BEI Targetkan Pendapatan Tumbuh 11,69 persen pada 2019

Sebelumnya, Bursa Efek Indonesia (BEI) menargetkan rata-rata nilai transaksi harian saham (RNTH) di tahun 2019 mencapai Rp 9 triliun dengan total jumlah hari bursa sebanyak 244 hari bursa. Target nilai transaksi itu didasarkan pada asumsi stabilitas ekonomi Indonesia di atas 5 persen.

Direktur Utama BEI Inarno Djayadi mengaku optimistis BEI dapat mencapai target rata-rata nilai transaksi harian saham di 2019. Adapun rata-rata nilai transaksi harian saham  2019, kata dia, masuk dalam Rencana Kerja dan Anggaran Tahunan (RKAT) BEI.

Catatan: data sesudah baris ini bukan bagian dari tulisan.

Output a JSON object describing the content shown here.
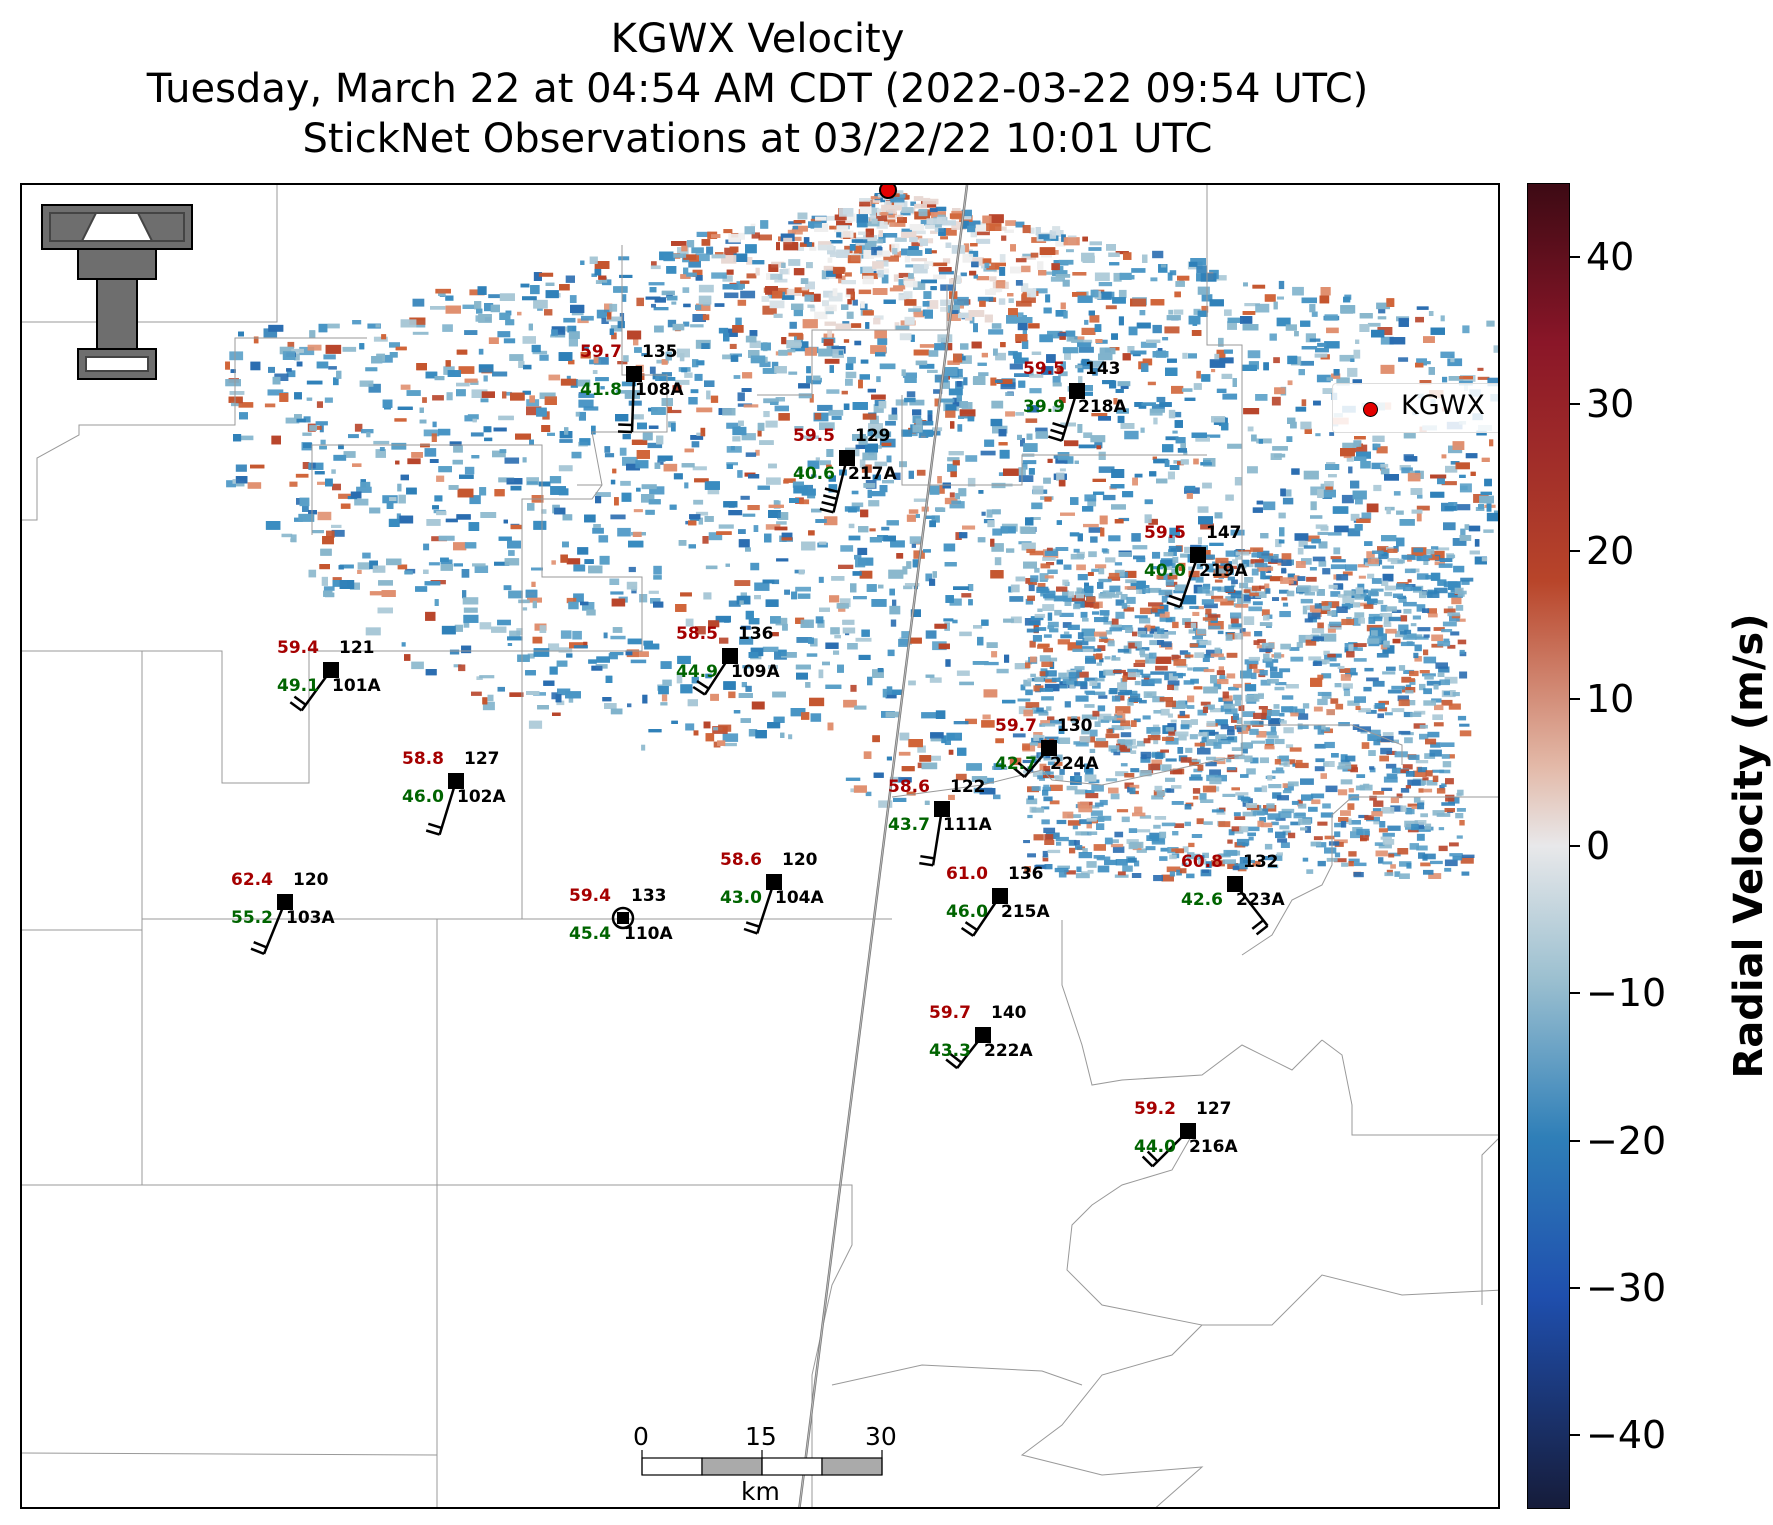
{
  "title": {
    "line1": "KGWX Velocity",
    "line2": "Tuesday, March 22 at 04:54 AM CDT (2022-03-22 09:54 UTC)",
    "line3": "StickNet Observations at 03/22/22 10:01 UTC"
  },
  "legend": {
    "label": "KGWX",
    "marker_color": "#e30000"
  },
  "colorbar": {
    "title": "Radial Velocity (m/s)",
    "range": [
      -45,
      45
    ],
    "ticks": [
      "40",
      "30",
      "20",
      "10",
      "0",
      "−10",
      "−20",
      "−30",
      "−40"
    ],
    "colors": {
      "max": "#3d0a14",
      "pos": "#b8452a",
      "zero": "#e8e8ea",
      "neg": "#2f7fb8",
      "min": "#161c3a"
    }
  },
  "logo": {
    "name": "texas-tech-double-t-logo"
  },
  "stations": [
    {
      "id": "108A",
      "temp": "59.7",
      "dew": "41.8",
      "pres": "135"
    },
    {
      "id": "218A",
      "temp": "59.5",
      "dew": "39.9",
      "pres": "143"
    },
    {
      "id": "217A",
      "temp": "59.5",
      "dew": "40.6",
      "pres": "129"
    },
    {
      "id": "219A",
      "temp": "59.5",
      "dew": "40.0",
      "pres": "147"
    },
    {
      "id": "101A",
      "temp": "59.4",
      "dew": "49.1",
      "pres": "121"
    },
    {
      "id": "109A",
      "temp": "58.5",
      "dew": "44.9",
      "pres": "136"
    },
    {
      "id": "224A",
      "temp": "59.7",
      "dew": "42.7",
      "pres": "130"
    },
    {
      "id": "102A",
      "temp": "58.8",
      "dew": "46.0",
      "pres": "127"
    },
    {
      "id": "111A",
      "temp": "58.6",
      "dew": "43.7",
      "pres": "122"
    },
    {
      "id": "104A",
      "temp": "58.6",
      "dew": "43.0",
      "pres": "120"
    },
    {
      "id": "215A",
      "temp": "61.0",
      "dew": "46.0",
      "pres": "136"
    },
    {
      "id": "223A",
      "temp": "60.8",
      "dew": "42.6",
      "pres": "132"
    },
    {
      "id": "103A",
      "temp": "62.4",
      "dew": "55.2",
      "pres": "120"
    },
    {
      "id": "110A",
      "temp": "59.4",
      "dew": "45.4",
      "pres": "133"
    },
    {
      "id": "222A",
      "temp": "59.7",
      "dew": "43.3",
      "pres": "140"
    },
    {
      "id": "216A",
      "temp": "59.2",
      "dew": "44.0",
      "pres": "127"
    }
  ],
  "scale_bar": {
    "ticks": [
      "0",
      "15",
      "30"
    ],
    "unit": "km"
  }
}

“Target nilai transaksi ini didasarkan pada asumsi stabilitas ekonomi Indonesia di atas 5 persen, kemudian adanya proyeksi peningkatan jumlah partisipasi dan aktivitas transaksi investor di tahun depan,” tuturnya pada Rapat Umum Pemegang Saham Luar Biasa (RUPSLB) di Gedung BEI, Kamis 25 Oktober 2018.

Sementara itu, untuk asumsi makro ekonomi, Inarno mengungkapkan, BEI masih sejalan dengan nota keuangan RAPBN 2019, dan belum mengalami perubahan sampai dengan penyampaian Buku RKAT BEI tahun 2019 kepada para pemegang saham.

“Asumsi indikator Makro ekonomi 2019 yang digunakan adalah pertumbuhan ekonomi diprediksi akan tumbuh sebesar 5,2-5,4 persen dengan laju inflasi 3,5 persen ± 1 persen,” kata dia. 

Adapun nilai BI 7 day (reverse) repo rate berada pada kisaran 5 – 5,5 persen, sementara rata-rata suku bunga deposito 5,5 – 6,5 persen dan rata-rata rupiah sebesar Rp 14.400 per dolar AS.

Adapun dampak yang ditimbulkan dari fluktuasi rata-rata nilai tukar rupiah terhadap dolar AS yang saat ini berada pada kisaran 14.400 sampai dengan 15.500 per dolar AS, diproyeksikan masih dalam batas toleransi kinerja keuangan BEI.